Kedua, pemerintah juga tidak memungkiri bahwa banyak masyarakat Indonesia yang masih berada di bawah garis kemiskinan dan merekalah yang paling merasakan imbas dari pandemi ini, sehingga perlindungan sosial juga menjadi agenda penting untuk diimplementasikan. 

Alokasi anggaran pun berkisar pada Rp. 220,39 T di 2020 dan meningkat menjadi Rp. 150,21 T di tahun 2021. Jumlah anggaran ini diproyeksikan untuk PKH, BLT Dana Desa dan Bansos Tunai.

Ketiga, luasnya wilayah Indonesia dari sabang hingga merauke juga menjadi perhatian pemerintah.
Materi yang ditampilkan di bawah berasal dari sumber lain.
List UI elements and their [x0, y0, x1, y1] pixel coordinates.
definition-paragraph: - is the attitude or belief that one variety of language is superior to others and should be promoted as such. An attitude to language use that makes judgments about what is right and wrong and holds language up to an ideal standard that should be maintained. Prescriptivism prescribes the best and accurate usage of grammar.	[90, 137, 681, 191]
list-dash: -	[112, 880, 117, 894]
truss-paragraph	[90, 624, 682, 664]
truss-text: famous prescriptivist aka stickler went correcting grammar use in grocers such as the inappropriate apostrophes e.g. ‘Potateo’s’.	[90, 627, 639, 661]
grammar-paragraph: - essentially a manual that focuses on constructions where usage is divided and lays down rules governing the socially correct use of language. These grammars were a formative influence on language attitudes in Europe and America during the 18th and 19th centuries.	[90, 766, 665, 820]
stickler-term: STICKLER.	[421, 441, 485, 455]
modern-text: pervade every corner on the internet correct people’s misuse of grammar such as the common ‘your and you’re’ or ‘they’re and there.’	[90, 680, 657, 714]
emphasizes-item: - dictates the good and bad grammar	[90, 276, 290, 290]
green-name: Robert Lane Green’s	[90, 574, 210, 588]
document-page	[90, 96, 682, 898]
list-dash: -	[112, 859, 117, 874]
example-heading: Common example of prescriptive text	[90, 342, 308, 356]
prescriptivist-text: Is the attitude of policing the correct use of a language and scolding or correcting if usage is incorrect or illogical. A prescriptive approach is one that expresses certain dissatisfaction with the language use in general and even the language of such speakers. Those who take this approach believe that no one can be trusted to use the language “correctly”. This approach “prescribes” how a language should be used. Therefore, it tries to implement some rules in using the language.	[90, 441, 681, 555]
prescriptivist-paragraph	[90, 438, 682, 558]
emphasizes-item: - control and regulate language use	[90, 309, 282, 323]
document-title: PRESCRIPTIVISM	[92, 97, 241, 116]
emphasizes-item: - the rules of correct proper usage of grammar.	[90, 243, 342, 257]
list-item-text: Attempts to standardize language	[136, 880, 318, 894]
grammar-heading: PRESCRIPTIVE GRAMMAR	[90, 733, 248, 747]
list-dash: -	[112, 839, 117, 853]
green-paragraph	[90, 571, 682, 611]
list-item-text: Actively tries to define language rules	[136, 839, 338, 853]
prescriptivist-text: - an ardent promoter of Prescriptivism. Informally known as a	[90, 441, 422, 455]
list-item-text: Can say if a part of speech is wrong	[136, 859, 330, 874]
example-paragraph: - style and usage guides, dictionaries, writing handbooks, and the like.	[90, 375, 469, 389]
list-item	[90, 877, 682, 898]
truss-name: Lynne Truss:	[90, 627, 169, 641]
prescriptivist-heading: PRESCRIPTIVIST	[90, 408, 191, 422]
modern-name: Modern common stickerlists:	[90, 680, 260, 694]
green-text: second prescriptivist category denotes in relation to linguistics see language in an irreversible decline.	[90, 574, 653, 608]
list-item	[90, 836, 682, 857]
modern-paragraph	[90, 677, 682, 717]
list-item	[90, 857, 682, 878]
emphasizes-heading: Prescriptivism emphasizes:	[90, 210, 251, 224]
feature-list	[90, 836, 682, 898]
Adanya pandemi, sejumlah daerah terpencil di Indonesia juga ikut terkena dampaknya.  Maka dari itu, pemerintah perlu menganggarkan dana untuk program prioritas.

Dana sebesar Rp. 66,59 T di tahun 2020 dan meningkat di tahun 2021 sebesar Rp. 123,8 T, yang peruntukannya antara lain untuk food estate dan pinjaman ke daerah.

Keempat, kelompok yang mampu bertahan di masa pandemi ini hanya UMKM dan Koperasi. UMKM mampu memberikan dampak secara langsung terhadap kehidupan masyarakat di sektor bawah. 

Peran UMKM sangat penting karena menjadi sarana mengentaskan masyarakat kecil dari jurang kemiskinan. Angka penyerapan tenaga kerja oleh UMKM juga sangat tinggi. 

" Misalnya warung makan, warung kopi dan usaha kecil lainnya bisa menyerap banyak tenaga kerja. Inilah fakta penting yang menjadi perhatian pemerintah," jelas Helmizar. 

Namun, hantaman pandemi yang kuat membuat kelompok ini pun terjungkal. Padahal, kelompok ini benteng terakhir pelaku usaha yang mampu menyelamatkan ekonomi nasional.

Pemerintah pun mengalokasikan anggaran sebesar Rp. 173,17 T di 2020 dan naik menjadi Rp. 187,17 T di 2021, yang difokuskan pada BPUM dan subsidi KUR dan non-KUR.

Kelima, Insentif usaha, yang mana anggarannya mencapai Rp. 56,12 T di 2020 dan naik menjadi Rp. 53,86 T di 2021, yang digenjot untuk bea masuk dan berbagai insentif perpajakan.

Helmizar pun berharap agar kelima langkah ini bisa memulihkan ekonomi nasioanal yang sudah terseok-seok akibat pandemi.